Pemimpin Bangsa Islam B.J. Murphy memiliki respons berbeda terhadap kerusuhan. Dia menyerukan boikot ekonomi Charlotte, sebuah kota dengan sejarah penembakan polisi yang melibatkan pria kulit hitam. Pada 2013, mantan pemain sepak bola perguruan tinggi Jonathan Farrell, seorang Afrika-Amerika, ditembak mati secara fatal oleh polisi Charlotte setelah mencari bantuan menyusul kecelakaan mobil. SEBUAH juri menemui jalan buntu apakah akan menemukan polisi kulit putih yang membunuh Farrell bersalah. Kemudian, tuduhan terhadap petugas dijatuhkan. Mengingat kekerasan polisi terhadap orang kulit hitam, B.J. Murphy berpendapat bahwa uang hitam tidak masalah di Charlotte jika orang kulit hitam tidak hidup.
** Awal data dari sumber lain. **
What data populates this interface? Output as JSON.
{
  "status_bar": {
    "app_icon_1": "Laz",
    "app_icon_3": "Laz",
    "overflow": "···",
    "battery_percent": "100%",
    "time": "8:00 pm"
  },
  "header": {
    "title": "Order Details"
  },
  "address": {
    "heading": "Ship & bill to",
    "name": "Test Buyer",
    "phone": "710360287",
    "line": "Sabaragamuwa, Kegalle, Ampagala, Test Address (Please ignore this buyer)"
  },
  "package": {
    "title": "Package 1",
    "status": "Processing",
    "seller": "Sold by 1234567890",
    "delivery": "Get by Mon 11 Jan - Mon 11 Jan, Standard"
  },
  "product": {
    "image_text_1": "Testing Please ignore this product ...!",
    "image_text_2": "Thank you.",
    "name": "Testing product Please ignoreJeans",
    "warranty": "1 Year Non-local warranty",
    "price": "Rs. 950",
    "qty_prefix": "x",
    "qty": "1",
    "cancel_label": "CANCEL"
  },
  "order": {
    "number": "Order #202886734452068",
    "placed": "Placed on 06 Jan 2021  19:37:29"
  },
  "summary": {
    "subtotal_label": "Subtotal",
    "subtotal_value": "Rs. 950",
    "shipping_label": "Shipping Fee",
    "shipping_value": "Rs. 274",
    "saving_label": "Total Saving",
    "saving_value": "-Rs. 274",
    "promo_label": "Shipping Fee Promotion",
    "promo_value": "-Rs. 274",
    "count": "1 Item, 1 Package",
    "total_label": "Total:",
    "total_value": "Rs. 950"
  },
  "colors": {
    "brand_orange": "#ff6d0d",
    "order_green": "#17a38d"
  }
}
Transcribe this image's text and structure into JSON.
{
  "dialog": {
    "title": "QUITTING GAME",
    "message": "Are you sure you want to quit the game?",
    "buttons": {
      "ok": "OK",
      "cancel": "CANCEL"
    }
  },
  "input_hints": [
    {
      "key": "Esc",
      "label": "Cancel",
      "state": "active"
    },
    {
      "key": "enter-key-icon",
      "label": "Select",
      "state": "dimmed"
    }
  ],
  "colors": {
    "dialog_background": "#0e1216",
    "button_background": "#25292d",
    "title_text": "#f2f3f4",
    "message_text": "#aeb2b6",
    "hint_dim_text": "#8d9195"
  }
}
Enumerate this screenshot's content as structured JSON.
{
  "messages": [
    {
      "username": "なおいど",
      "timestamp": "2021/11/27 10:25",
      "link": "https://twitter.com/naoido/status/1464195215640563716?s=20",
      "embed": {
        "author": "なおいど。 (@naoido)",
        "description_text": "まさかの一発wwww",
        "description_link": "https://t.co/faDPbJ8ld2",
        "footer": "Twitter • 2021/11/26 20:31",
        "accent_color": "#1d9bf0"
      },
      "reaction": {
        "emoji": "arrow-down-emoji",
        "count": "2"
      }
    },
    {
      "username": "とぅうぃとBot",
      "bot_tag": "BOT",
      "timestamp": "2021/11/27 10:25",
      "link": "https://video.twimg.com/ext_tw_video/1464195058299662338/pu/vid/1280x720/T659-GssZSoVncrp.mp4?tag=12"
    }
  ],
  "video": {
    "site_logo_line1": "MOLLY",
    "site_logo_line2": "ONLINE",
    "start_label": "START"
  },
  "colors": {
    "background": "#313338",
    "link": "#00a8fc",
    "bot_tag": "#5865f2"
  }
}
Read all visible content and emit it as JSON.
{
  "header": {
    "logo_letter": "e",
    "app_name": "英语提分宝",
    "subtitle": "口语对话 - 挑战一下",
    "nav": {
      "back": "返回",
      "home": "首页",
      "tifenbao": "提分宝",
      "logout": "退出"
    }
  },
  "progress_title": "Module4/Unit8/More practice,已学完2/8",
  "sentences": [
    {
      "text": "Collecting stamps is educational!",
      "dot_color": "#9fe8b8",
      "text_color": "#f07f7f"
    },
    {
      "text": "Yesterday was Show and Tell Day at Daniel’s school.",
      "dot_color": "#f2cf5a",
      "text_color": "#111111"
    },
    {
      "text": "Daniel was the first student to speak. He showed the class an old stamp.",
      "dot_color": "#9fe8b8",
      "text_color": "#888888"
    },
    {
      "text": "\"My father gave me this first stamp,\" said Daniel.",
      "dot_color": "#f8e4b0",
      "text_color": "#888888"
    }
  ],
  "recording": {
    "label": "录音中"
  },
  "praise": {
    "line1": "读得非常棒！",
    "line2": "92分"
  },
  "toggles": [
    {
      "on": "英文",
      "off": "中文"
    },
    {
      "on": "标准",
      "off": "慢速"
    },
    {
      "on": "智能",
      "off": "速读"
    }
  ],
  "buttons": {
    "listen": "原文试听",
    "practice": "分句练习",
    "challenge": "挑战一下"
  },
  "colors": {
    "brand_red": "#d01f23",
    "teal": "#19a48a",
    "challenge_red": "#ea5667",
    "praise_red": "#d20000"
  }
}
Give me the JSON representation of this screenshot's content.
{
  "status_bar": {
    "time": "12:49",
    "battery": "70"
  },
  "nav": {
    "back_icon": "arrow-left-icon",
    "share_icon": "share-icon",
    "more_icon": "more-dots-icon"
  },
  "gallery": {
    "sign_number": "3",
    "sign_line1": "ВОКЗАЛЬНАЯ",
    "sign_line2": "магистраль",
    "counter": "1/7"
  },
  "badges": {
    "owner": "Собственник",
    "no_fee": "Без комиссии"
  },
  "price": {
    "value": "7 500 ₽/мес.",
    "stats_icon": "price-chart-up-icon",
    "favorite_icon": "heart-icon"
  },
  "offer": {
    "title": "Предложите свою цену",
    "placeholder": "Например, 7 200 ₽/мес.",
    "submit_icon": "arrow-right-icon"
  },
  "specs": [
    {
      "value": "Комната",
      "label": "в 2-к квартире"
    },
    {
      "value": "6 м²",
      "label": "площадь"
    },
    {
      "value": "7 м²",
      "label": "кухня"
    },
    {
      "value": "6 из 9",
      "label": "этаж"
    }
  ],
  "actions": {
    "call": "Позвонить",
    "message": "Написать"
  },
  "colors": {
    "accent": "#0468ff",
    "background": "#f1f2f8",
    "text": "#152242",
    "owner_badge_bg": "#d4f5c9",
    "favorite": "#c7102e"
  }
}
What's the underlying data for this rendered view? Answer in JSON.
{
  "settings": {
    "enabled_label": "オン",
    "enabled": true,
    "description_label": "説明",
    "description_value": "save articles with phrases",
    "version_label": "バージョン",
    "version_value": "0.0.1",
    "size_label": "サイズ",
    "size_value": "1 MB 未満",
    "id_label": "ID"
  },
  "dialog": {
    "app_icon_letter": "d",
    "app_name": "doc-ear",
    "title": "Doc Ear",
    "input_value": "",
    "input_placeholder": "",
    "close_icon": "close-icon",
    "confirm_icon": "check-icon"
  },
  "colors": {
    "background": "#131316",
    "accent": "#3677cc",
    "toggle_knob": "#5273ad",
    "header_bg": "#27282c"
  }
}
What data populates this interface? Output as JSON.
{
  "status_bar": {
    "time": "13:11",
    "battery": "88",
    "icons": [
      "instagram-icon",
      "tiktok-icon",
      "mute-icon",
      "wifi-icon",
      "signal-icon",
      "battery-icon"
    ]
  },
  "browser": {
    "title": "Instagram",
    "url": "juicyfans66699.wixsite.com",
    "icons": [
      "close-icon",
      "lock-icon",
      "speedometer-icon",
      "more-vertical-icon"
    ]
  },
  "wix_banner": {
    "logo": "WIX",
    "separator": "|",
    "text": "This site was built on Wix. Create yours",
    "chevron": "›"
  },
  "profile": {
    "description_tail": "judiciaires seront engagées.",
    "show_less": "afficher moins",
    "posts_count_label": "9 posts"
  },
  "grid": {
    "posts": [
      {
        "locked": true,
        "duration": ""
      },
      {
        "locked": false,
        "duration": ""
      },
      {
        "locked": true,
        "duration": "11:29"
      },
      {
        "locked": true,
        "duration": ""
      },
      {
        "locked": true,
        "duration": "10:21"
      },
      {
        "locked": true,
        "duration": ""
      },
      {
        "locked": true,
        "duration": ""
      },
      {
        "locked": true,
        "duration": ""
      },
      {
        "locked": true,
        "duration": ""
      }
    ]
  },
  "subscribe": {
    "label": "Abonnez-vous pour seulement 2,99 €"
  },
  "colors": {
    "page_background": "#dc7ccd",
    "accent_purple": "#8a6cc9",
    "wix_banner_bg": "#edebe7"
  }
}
Memulihkan Kepercayaan Publik

Setelah kerusuhan, Departemen Kepolisian Charlotte-Mecklenburg berusaha membangun kembali kepercayaan publik terhadap para perwiranya. Ini menghasilkan hasil DNA yang mengikat sidik jari Keith Lamont Scott ke pistol di tempat kejadian dan menemukan bukti yang menunjukkan bahwa ia membeli senjata. Departemen melakukan ini, sebagian, untuk mengimbangi klaim oleh keluarga Scott bahwa ia telah dijebak kematian, tetapi bukti ini gagal untuk mengakhiri perselisihan antara keluarga dan polisi departemen. Video pertemuan yang diambil oleh kamera pengintai dan ponsel Rakeyia Scott juga tidak mengakhiri perselisihan karena tidak termasuk penembakan yang sebenarnya. Rekaman itu juga tidak memiliki gambaran yang jelas tentang apa yang ada di tangan Scott ketika polisi melepaskan tembakan, sehingga perdebatan tentang perilakunya pada hari yang menentukan terus berlanjut. Pihak berwenang mengatakan dia adalah ancaman, sementara jandanya mengatakan dia berjalan ke arah polisi dengan tenang dengan tangan di sampingnya.

Protes pecah di Charlotte setelah penembakan polisi
Warga berkumpul untuk berjaga dan berbaris untuk memprotes kematian Keith Scott 21 September 2016 di Charlotte, North Carolina. Scott, yang berkulit hitam, ditembak dan dibunuh di sebuah kompleks apartemen dekat UNC Charlotte oleh petugas polisi, yang mengatakan mereka memperingatkan Scott untuk menjatuhkan pistol yang diduga dipegangnya. Gambar Brian Blanco / Getty

Dua bulan setelah pembunuhan Scott, Jaksa Distrik Mecklenburg Andrew Murray mengatakan bahwa tidak ada tuntutan akan diajukan terhadap Brentley Vinson, petugas yang menembakkan tembakan fatal. Murray beralasan bahwa bukti menunjukkan bahwa Scott telah dipersenjatai pada saat pembunuhannya. Pistol semi-otomatis 0,380 miliknya, menurut polisi, jatuh ke tanah setelah dia ditembak. Pengacara distrik menyimpulkan bahwa Scott tidak mengarahkan senjatanya kepada petugas, tetapi ia tidak mematuhi perintah mereka untuk menjatuhkannya juga. Keluarga Scott menyatakan kekecewaannya atas temuan pengacara distrik tetapi meminta masyarakat untuk menjaga perdamaian.

Sumber

  • Gordon, Michael. “Charlotte protes, kerusuhan adalah latar belakang dalam persidangan pembunuhan Rayquan Borum. " Charlotte Observer, 7 Februari 2019.
  • Maxwell, Tanya, dan Melanie Eversley. “Pemerintah N.C. menyatakan keadaan darurat menyusul protes Charlotte yang keras. " USA Today, 21 September 2016.
  • Juri menemui jalan buntu dalam persidangan penembakan petugas Carolina Utara; pembatalan sidang diumumkan. " Berita CBS, 21 Agustus 2015.
  • Keadaan darurat di Charlotte di tengah malam protes kekerasan. " Berita CBS, 21 September 2016.